Рис.2 Братья Карамазовы. Роман в четырех частях с эпилогом. Части 3, 4

«Сотворите… Радость, радость каких-нибудь бедных, очень бедных людей… Уж конечно, бедных, коли даже на свадьбу вина не достало… Вон пишут историки, что около озера Генисаретского и во всех тех местах расселено было тогда самое беднейшее население, какое только можно вообразить… И знало же другое великое сердце другого великого существа, бывшего тут же, Матери Его, что не для одного лишь великого страшного подвига Своего сошел Он тогда, а что доступно сердцу Его и простодушное немудрое веселие каких-нибудь темных, темных и нехитрых существ, ласково позвавших Его на убогий брак их. “Не пришел еще час Мой”, – Он говорит с тихою улыбкой (непременно улыбнулся ей кротко)… В самом деле, неужто для того, чтоб умножать вино на бедных свадьбах, сошел Он на землю? А вот пошел же и сделал же по Ее просьбе… Ах, он опять читает».

«…Глагола им Иисус: наполните водоносы воды, и наполниша их до верха.

И глагола им: почерпите ныне и принесите архитриклинови, и принесоша.

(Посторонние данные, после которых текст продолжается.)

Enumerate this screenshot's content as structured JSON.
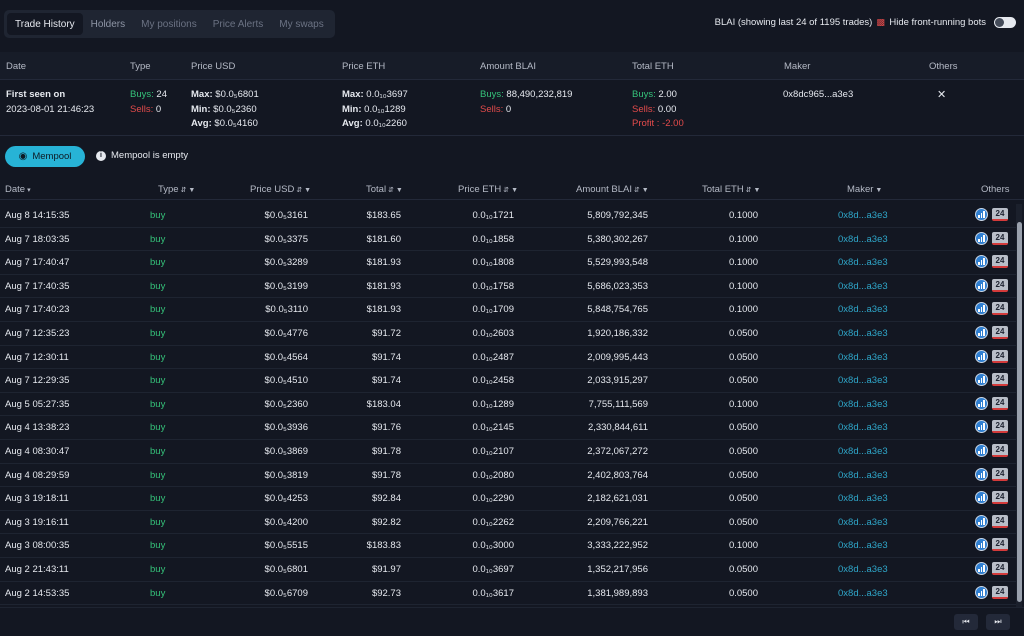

Якоже вкуси архитриклин вина бывшаго от воды, и не ведяще откуду есть: слуги же ведяху почерпшии воду: пригласи жениха архитриклин.

И глагола ему: всяк человек прежде доброе вино полагает, и егда упиются, тогда хуждшее: ты же соблюл ecи доброе вино доселе».

«Но что это, что это? Почему раздвигается комната… Ах да… ведь это брак, свадьба… да, конечно. Вот и гости, вот и молодые сидят и веселая толпа и… где же премудрый архитриклин? Но кто это? Кто? Опять раздвинулась комната… Кто встает там из-за большого стола? Как… И он здесь? Да ведь он во гробе… Но он и здесь… встал, увидал меня, идет сюда… Господи!..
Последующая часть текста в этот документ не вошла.